On FreeBSD, there is packages, same add a correct line into /etc/make.conf and portupgrade -pP will fix this for you.



How about you do us all a favor and cut out the patronizing?



Everyone involved in this discussion knows how automated package upgrades work. This is not the point...



6 months for a security software is big. Do you forgot to upgrade your IOS or Firewall software ?



The IOS and Firewall vendors provide safe, minimal upgrade paths to address security concerns. They support software releases for years. See, for example, the Symantec policy I referenced earlier in this discussion, which indicates that Symantec supports any software it releases for SEVEN YEARS after the next major version is released.



The ClamAV team cannot justify putting themselves in the same vote as "your IOS or Firewall software" unless they're willing to make the same kind of support commitment. But they don't. They put out new releases at least once per year and usually more than that, each new release contains substantial new functionality (and usually substantial new bugs to go along with it), and they don't issue security patches for old releases once new ones come out.

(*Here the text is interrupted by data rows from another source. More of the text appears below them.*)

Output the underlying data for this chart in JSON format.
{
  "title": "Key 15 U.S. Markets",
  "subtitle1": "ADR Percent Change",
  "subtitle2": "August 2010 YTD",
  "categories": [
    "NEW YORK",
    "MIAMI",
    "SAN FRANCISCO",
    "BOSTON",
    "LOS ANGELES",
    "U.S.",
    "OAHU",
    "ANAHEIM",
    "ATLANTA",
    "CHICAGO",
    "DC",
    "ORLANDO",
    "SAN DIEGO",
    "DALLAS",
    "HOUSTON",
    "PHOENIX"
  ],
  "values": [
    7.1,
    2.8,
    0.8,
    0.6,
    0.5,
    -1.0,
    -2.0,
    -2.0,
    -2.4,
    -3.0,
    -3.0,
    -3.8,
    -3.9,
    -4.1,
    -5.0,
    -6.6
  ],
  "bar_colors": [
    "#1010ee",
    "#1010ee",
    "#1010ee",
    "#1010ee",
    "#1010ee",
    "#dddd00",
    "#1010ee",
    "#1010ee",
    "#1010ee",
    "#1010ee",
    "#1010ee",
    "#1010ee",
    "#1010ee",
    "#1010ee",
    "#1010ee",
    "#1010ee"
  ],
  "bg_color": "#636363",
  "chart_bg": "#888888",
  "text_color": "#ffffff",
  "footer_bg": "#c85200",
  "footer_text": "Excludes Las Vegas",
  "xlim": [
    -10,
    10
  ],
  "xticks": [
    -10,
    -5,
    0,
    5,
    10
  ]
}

Clamav is security software,



Yes, it is, which is why it's all the more important for its authors and maintainers to provide reasonable upgrade paths to address security concerns for people and organizations who are not prepared to take the latest and greatest stuff within months after it is released.

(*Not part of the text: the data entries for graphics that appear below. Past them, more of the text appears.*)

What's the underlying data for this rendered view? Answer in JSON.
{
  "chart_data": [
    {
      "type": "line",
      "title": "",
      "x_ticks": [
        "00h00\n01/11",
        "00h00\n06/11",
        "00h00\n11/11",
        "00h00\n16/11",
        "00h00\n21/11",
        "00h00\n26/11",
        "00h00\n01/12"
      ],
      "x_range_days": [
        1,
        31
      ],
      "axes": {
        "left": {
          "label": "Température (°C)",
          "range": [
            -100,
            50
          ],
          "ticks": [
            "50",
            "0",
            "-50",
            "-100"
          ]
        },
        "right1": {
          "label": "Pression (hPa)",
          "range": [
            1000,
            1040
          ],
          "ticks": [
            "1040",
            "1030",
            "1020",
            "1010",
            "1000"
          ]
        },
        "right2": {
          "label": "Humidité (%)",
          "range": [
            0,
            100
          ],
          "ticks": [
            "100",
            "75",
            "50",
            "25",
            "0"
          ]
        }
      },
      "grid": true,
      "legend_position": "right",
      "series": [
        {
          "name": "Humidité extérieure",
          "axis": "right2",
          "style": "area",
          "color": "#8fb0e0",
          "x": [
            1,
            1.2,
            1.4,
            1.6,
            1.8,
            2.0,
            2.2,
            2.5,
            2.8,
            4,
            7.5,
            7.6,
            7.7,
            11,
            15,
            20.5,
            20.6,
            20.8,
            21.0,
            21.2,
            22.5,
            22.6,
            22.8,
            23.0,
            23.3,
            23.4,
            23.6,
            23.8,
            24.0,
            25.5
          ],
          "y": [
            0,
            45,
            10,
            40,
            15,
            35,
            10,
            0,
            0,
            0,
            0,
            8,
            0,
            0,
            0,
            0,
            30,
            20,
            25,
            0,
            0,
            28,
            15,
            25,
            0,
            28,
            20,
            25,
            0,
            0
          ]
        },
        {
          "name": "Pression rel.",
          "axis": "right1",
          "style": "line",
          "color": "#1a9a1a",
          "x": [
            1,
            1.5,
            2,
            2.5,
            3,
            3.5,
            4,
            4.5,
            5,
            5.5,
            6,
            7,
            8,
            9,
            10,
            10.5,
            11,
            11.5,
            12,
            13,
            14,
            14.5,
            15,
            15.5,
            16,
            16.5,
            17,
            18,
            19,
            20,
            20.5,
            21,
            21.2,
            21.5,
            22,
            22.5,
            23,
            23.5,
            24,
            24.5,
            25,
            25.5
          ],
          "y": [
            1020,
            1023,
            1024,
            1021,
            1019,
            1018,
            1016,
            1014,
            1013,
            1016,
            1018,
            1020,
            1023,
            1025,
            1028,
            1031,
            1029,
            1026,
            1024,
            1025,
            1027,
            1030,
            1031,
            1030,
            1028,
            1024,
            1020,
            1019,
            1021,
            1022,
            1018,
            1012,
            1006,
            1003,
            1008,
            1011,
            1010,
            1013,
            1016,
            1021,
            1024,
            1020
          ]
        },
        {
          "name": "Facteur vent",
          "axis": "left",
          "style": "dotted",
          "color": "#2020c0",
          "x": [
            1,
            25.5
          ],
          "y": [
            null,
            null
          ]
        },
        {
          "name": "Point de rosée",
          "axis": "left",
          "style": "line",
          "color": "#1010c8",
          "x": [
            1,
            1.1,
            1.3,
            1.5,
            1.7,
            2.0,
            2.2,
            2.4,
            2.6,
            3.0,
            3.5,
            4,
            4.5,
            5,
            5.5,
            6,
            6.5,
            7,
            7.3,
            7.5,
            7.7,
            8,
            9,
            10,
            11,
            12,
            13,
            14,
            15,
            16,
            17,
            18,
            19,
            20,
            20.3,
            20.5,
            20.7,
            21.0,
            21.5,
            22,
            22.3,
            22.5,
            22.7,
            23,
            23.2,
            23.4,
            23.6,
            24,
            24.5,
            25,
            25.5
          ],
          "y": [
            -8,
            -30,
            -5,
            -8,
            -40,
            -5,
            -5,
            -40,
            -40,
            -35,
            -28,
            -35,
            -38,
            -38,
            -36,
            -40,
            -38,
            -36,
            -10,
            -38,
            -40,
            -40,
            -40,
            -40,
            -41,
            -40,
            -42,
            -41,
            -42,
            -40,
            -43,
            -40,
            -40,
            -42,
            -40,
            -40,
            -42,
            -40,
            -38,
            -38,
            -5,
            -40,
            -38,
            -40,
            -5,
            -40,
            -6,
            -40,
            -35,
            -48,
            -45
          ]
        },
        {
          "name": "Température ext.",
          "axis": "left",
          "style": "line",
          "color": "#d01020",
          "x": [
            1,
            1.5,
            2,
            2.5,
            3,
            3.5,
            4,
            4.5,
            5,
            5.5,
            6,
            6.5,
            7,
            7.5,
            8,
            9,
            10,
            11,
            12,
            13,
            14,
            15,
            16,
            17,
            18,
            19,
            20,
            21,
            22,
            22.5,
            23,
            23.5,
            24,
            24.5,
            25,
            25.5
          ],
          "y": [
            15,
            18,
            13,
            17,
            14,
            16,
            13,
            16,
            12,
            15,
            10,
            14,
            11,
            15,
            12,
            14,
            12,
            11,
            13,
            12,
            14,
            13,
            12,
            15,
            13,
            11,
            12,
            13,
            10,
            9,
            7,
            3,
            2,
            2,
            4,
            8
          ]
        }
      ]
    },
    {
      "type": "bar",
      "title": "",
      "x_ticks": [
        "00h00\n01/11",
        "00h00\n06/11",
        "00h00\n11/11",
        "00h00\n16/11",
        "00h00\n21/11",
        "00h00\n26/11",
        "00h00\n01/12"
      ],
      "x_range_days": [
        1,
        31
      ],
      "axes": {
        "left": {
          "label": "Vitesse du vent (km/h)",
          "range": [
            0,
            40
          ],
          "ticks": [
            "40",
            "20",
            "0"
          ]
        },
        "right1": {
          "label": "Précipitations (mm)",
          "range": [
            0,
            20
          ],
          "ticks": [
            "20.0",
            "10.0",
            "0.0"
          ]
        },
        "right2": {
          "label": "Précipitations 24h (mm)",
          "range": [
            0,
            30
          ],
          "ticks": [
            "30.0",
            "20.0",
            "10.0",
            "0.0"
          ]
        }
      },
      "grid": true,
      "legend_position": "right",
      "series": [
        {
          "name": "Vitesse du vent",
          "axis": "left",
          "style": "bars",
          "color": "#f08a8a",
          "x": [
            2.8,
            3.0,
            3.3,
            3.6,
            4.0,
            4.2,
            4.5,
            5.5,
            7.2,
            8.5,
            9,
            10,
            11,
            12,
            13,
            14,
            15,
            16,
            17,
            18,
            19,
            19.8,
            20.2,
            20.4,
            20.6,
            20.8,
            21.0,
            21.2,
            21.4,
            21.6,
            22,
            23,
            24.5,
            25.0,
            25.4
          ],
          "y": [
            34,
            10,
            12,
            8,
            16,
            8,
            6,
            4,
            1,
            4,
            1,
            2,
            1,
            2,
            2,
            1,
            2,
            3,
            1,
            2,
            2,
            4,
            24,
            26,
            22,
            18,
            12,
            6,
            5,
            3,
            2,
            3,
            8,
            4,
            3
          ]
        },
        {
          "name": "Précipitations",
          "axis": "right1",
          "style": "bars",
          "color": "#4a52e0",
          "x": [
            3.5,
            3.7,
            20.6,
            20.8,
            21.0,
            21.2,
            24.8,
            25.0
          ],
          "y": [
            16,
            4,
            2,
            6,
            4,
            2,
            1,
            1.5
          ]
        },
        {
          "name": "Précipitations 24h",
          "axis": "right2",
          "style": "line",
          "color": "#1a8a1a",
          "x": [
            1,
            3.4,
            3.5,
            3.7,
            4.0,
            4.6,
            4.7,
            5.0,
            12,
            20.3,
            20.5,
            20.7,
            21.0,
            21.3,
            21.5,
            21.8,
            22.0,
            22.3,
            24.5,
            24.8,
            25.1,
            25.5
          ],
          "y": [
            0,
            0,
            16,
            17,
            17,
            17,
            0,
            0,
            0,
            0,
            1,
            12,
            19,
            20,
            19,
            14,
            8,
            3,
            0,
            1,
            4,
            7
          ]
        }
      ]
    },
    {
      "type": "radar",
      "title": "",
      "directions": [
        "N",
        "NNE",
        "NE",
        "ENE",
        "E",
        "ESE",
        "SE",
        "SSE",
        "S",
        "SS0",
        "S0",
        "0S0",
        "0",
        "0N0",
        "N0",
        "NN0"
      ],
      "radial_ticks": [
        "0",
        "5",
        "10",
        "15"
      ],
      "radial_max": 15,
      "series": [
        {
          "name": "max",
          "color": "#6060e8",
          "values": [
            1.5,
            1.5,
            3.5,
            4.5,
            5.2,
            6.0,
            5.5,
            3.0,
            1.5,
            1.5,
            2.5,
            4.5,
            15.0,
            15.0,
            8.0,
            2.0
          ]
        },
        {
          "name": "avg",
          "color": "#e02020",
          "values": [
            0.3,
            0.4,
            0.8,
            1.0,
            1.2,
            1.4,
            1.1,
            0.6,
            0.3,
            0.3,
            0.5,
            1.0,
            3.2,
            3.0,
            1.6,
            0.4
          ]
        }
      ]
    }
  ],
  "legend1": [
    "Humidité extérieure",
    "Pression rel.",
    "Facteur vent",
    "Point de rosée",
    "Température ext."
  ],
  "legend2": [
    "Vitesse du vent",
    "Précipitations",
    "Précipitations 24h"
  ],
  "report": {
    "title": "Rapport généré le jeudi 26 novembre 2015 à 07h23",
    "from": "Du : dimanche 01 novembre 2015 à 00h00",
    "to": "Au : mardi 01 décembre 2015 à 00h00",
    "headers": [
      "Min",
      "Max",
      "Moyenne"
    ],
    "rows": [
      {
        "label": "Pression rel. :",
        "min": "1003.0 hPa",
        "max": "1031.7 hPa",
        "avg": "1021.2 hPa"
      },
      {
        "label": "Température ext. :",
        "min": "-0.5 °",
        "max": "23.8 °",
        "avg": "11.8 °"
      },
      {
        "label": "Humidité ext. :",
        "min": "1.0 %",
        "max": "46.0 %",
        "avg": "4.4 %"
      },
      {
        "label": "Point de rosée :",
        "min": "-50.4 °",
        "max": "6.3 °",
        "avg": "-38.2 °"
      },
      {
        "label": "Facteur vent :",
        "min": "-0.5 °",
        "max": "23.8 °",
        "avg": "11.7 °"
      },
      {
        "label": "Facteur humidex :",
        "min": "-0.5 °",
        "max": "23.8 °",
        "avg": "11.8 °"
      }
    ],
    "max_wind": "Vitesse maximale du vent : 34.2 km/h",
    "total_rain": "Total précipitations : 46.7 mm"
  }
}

Make no mistake, I think ClamAV is a nice package, I'm glad it exists, I'm grateful to the people who have put time and effort into creating, maintaining and enhancing it, and my company will continue to use it as part of our product's open-source platform. However, all of these things being true does not change the fact that I agree with David Skoll that the ClamAV maintainers sometimes show little regard for the real-world consumers of the package.



The plain, simple fact is that there are other ways this could and should have been handled.